On Friday (13 January), Brenda asked a good question: why is the determinant of a matrix, ad−bc, the measure of how much the transformation represented by that matrix expands areas?
Here’s a proof.
Since matrices represent linear transformations, if we find out how much the transformation expands a standard unit area, then we know how much it expands all areas.
Here is a standard unit area, a 1×1 square, with corners at (0,0), (1,0), (0,1), and (1,1).
The matrix transforms the unit square into a parallelogram with corners at (0,0), (a,c), (a+b,c+d), and (b,d).
We need to find the area of that parallelogram.
That area depends partly on how big a, b, c, and d are, but also partly on the angles in the parallelogram – on how wide the angle is between the line from (0,0) to (a,c) and the line from (0,0) to (b,d). If (0,0), (a,c), and (b,d) are exactly in line, then the area of the image is zero however big a, b, c, and d are.
The slope of the line from (0,0) to (a,c) is c/a
The slope of the line from (0,0) to (b,d) is d/b
The difference in the slopes, which is a measure of the angle between them, is d/b−c/a
But d/b−c/a is (ad−bc)/ab
There it is – ad−bc! The minus comes from the fact that the determinant has to include some measure of how much the transformation represented by the matrix leaves the axes skew to each other, and how much it narrows down the area by bringing them closer to each other.

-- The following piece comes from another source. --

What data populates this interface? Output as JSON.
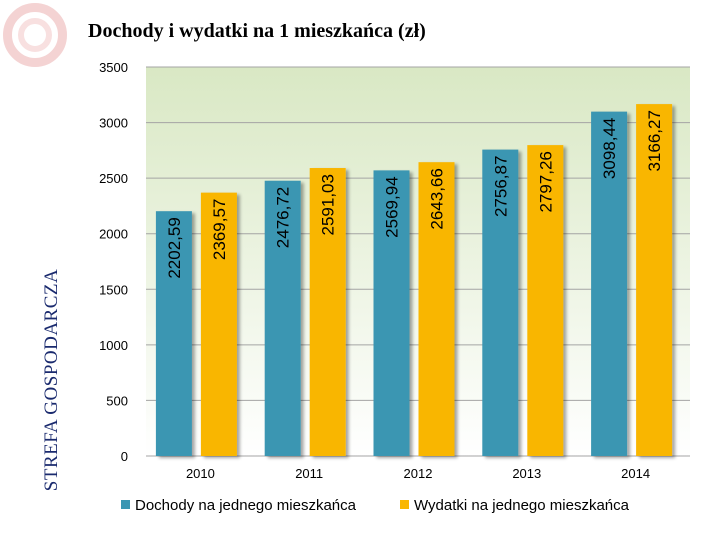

To see this exactly, look at the diagram of the parallelogram.
If we add the bottom red-shaded area to the parallelogram, and subtract the top red-shaded area from it;
and add the left-hand red-shaded area, and subtract the right-hand green-shaded area
then we transform the parallelogram into the rectangle with sides a and d and area ad.
Except that adding and subtracting is not quite right.
To get to ad, we have subtracted the area marked 2, though it was never in the parallelogram
We have subtracted the area marked 1, though it was never in the parallelogram
We have subtracted the area 3 twice, although it was in the parallelogram only once
In other words, we have “over-subtracted” by the total of the areas 1, 2, and 3, which is the same as the area of the top-right rectangle, bc
Area of the parallelogram = expansion factor for areas = ad−bc ▇